Sur le terrain des groupes extrémistes islamiques utilisent leurs sites internet pour influencer les jeunes et les convaincre de se lancer dans des opérations terroristes. L’Arabie saoudite et les Emirats du Golfe financent directement ou à travers de riches hommes d’affaires la construction de mosquées et de centres islamiques à travers l’Europe. Aux Etats-Unis, où se trouvent beaucoup moins de musulmans, l’effort des organisations musulmanes n’en est pas moins puissant. Des centaines d’organisations se démènent pour radicaliser les communautés musulmanes ; elles déploient une politique d’intimidation contre les critiques de l’islam qu’elles accusent d’« islamophobie ». Divers documents saisis aux Etats-Unis et en Europe dans le cadre d’enquêtes sur des transferts de fonds illégaux à des organisations islamistes extrémistes mettent en lumière la stratégie des Frères musulmans et apportent la preuve irréfutable de leur volonté de saper de l’intérieur les pays occidentaux pour en prendre le contrôle. Selon ces documents, il faut tirer partie des valeurs démocratiques pour bloquer toute tentative d’exposer tant dans la presse que sur les campus universitaire les méthodes de la Confrérie. Parallèlement, cette dernière s’emploie à introduire ses membres à des postes clé du pouvoir. Une liste de hauts fonctionnaires occupant des postes dans les organes les plus sensibles de l’administration américaine a récemment été publiée sur des sites internet aux Etats-unis. Il y des écoles islamiques aux Etats-Unis et elles acceptent des étudiants non-musulmans qui sont alors soumis à leur prosélytisme. Par ailleurs, à Manhattan une école primaire vient d’annoncer que l’enseignement de l’arabe serait obligatoire à partir du prochain semestre.

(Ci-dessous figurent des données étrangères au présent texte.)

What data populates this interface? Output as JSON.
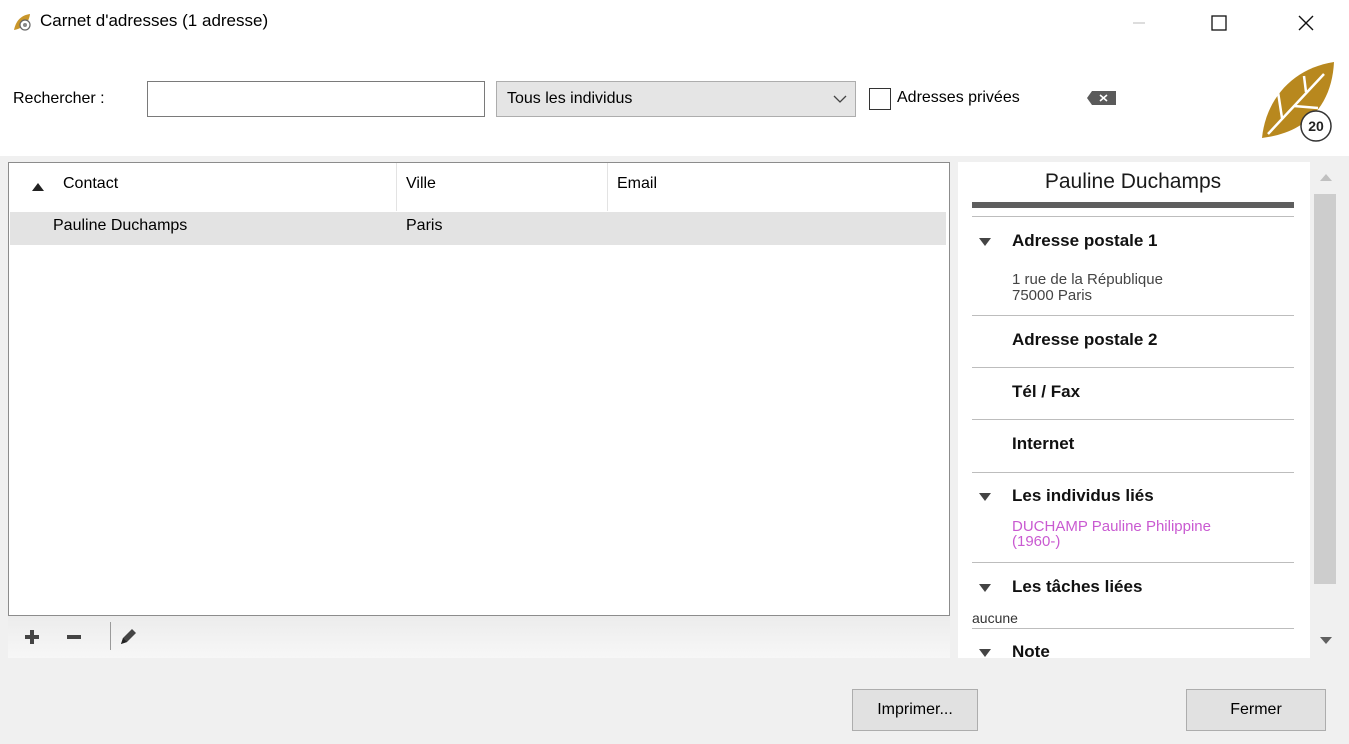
{
  "window": {
    "title": "Carnet d'adresses (1 adresse)"
  },
  "toolbar": {
    "search_label": "Rechercher :",
    "search_value": "",
    "filter_value": "Tous les individus",
    "private_checked": false,
    "private_label": "Adresses privées",
    "logo_text": "20"
  },
  "table": {
    "columns": [
      "Contact",
      "Ville",
      "Email"
    ],
    "sort_column": "Contact",
    "sort_direction": "ascending",
    "rows": [
      {
        "contact": "Pauline Duchamps",
        "ville": "Paris",
        "email": ""
      }
    ]
  },
  "detail": {
    "name": "Pauline Duchamps",
    "sections": {
      "address1": {
        "title": "Adresse postale 1",
        "line1": "1 rue de la République",
        "line2": "75000 Paris"
      },
      "address2": {
        "title": "Adresse postale 2"
      },
      "phone": {
        "title": "Tél / Fax"
      },
      "internet": {
        "title": "Internet"
      },
      "linked_people": {
        "title": "Les individus liés",
        "line1": "DUCHAMP Pauline Philippine",
        "line2": "(1960-)"
      },
      "linked_tasks": {
        "title": "Les tâches liées",
        "value": "aucune"
      },
      "note": {
        "title": "Note"
      }
    }
  },
  "buttons": {
    "print": "Imprimer...",
    "close": "Fermer"
  },
  "colors": {
    "accent_gold": "#b8881e",
    "link_color": "#c95ad1",
    "selected_row": "#e3e3e3"
  }
}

Nous assistons à une véritable renaissance de l’Islam dans le monde. Paradoxalement, c’est dans l’échec de la modernisation dans les pays arabes et la frustration que cet échec provoque qu’il faut en chercher la cause. La jeunesse musulmane apprend dès le plus jeune âge la supériorité de l’Islam, dernière religion révélée et la seule véritable ; on lui répète que de l’espace aux océans l’univers doit devenir islamique. Arrivant à l’âge adulte, les jeunes découvrent qu’ils vivent dans un monde de pauvreté où société et science sont loin derrière l’Occident. Là est sans doute la clé de la fascination exercée par des organisations telles qu’Al-Qaïda qui proclament que pour restaurer la gloire de l’Islam il faut retourner à la charia telle qu’elle était pratiquée du temps du Prophète.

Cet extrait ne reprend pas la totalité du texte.